Dynamics and Collisions of domain wall bimerons in a spin–orbit-coupled Bose–Einstein Condensates

We investigate the dynamics and collisions of domain wall (DW) bimerons in spin–orbit-coupled two-component Bose–Einstein condensates (BECs). By adjusting the strengths of spin–orbit and Rabi couplings to control the DW size, we observe that an elongated DW undergoes rotation, fragmentation, oscillation, and stabilization processes, ultimately forming short DWs that remain stable. We also numerically investigate stable moving solitons and binary collisions between them. The shapes of the moving solitons become another type of soliton instead of the DW bimeron as the current spin–orbit-coupled system lacks invariance under Galilean transformations. At low velocities, collisions between soliton pairs with zero or π phase difference cause the pairs to collapse or rebound. At high velocities, solitons pass through each other; however, when the phase difference is π/2 or 3π/2, some particles from one soliton are attracted to the other, and this effect vanishes as the velocity increases further. Furthermore, in collisions between the soliton and DW bimeron, they transform into each other, accompanied by momentum conversion.
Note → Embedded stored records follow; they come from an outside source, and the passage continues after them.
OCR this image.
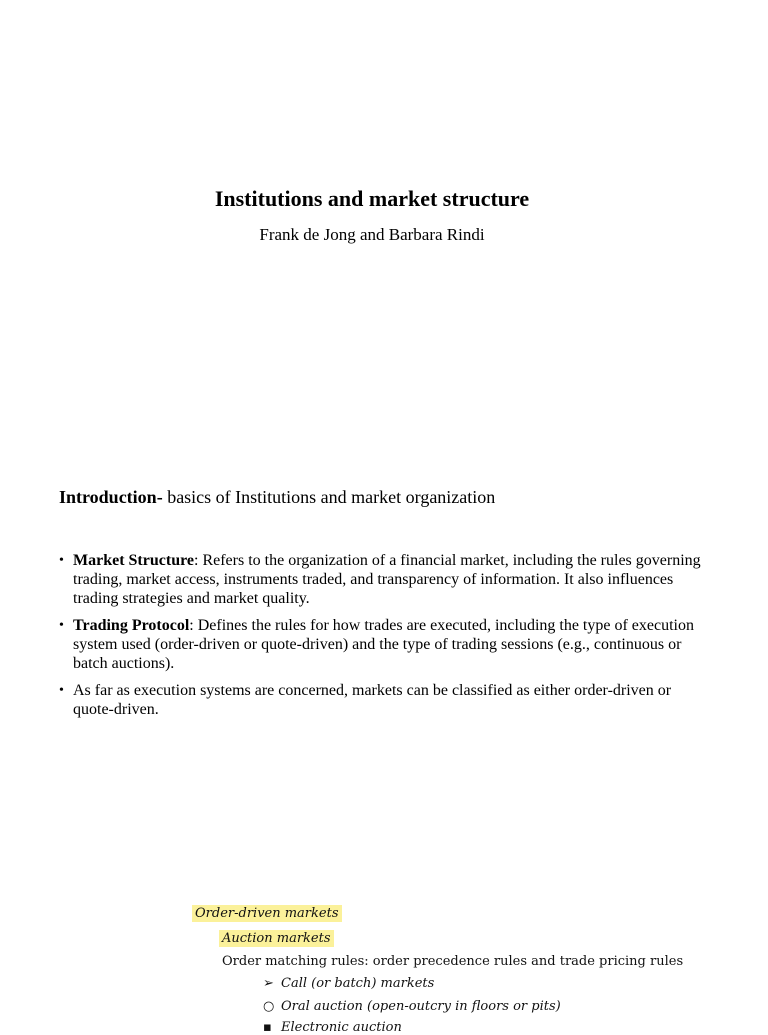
Institutions and market structure
Frank de Jong and Barbara Rindi
Introduction- basics of Institutions and market organization
• Market Structure: Refers to the organization of a financial market, including the rules governing trading, market access, instruments traded, and transparency of information. It also influences trading strategies and market quality.
• Trading Protocol: Defines the rules for how trades are executed, including the type of execution system used (order-driven or quote-driven) and the type of trading sessions (e.g., continuous or batch auctions).
• As far as execution systems are concerned, markets can be classified as either order-driven or quote-driven.
Order-driven markets
Auction markets
Order matching rules: order precedence rules and trade pricing rules
➢ Call (or batch) markets
○ Oral auction (open-outcry in floors or pits)
▪ Electronic auction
In order to study the collisions of the DW bimerons, we stabilize the moving DW bimerons by applying an external magnetic field. The two DWs become misaligned, then connected, merged, rotated, and elongated. Ultimately, the two segments separate and move in opposite directions, deviating from their initial trajectories. Our results suggest a way of studying the collisions of DW bimerons in BECs.